When information is no longer required, it will be securely deleted or destroyed.
12 Data Security
We take appropriate technical and organisational measures to protect personal information from unauthorised access, loss, misuse, alteration or disclosure.
While no method of transmission over the internet can be guaranteed as completely secure, we strive to use commercially acceptable means to protect your information.
13 Cookies and Website Analytics
\
Our website uses cookies and similar technologies to improve website functionality, analyse website traffic and enhance user experience.
When you first visit our website, you will be presented with a cookie consent banner allowing you to accept or manage your cookie preferences.
Cookies may be used to:
• Ensure the website functions correctly
• Remember your preferences
• Improve website performance and user experience
• Analyse website usage and visitor behaviour
• Support security and fraud prevention measures
You can change or withdraw your cookie preferences at any time through your browser settings or our cookie management tool.
Where legally required, non-essential cookies will only be activated after you have provided consent.
Further information may be provided in our Cookie Policy.
14 Your Rights
Under UK GDPR, you may have the right to:
• Access your personal information
• Correct inaccurate information
• Request deletion of information
• Restrict processing
• Object to processing
• Request transfer of your information
• Withdraw consent where applicable
To exercise any of these rights, please contact us using the details provided above.
We aim to respond within one month of receiving a valid request.
15 Complaints
If you have concerns about how we handle your information, please contact us first so we can try to resolve the matter.
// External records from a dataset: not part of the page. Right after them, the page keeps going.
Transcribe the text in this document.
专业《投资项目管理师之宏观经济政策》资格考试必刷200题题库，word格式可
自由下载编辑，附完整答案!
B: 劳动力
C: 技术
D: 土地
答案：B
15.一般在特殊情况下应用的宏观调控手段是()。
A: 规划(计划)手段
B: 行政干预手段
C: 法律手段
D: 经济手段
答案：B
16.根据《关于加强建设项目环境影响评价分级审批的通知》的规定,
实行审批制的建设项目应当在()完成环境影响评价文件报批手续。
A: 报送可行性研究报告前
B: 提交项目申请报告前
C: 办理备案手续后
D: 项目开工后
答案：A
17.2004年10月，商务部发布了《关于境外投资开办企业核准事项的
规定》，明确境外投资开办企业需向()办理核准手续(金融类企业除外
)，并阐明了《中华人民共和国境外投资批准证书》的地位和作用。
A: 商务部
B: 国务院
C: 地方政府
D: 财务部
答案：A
You also have the right to lodge a complaint with the Information Commissioner's Office (ICO).
Website: https://www.ico.org.uk
Telephone: 0303 123 1113
16 Children and Young People
Some of our services may be provided to or involve children and young people under the age of 18.
Where personal information relating to a child is collected, we will do so in accordance with UK GDPR, the Data Protection Act 2018 and any relevant safeguarding obligations. For children who are not legally able to provide their own consent, we will seek consent from a parent, legal guardian or person with parental responsibility where required. We take particular care when handling information relating to children and young people and only collect information that is necessary for the provision of our services, safeguarding responsibilities and legal obligations. Parents, guardians and young people may contact us at any time regarding the collection, use or deletion of personal information.
17 Changes to This Privacy Policy
We may update this Privacy Policy from time to time to reflect changes in legal requirements, technology or our services.
Any updates will be published on this page and become effective immediately upon publication.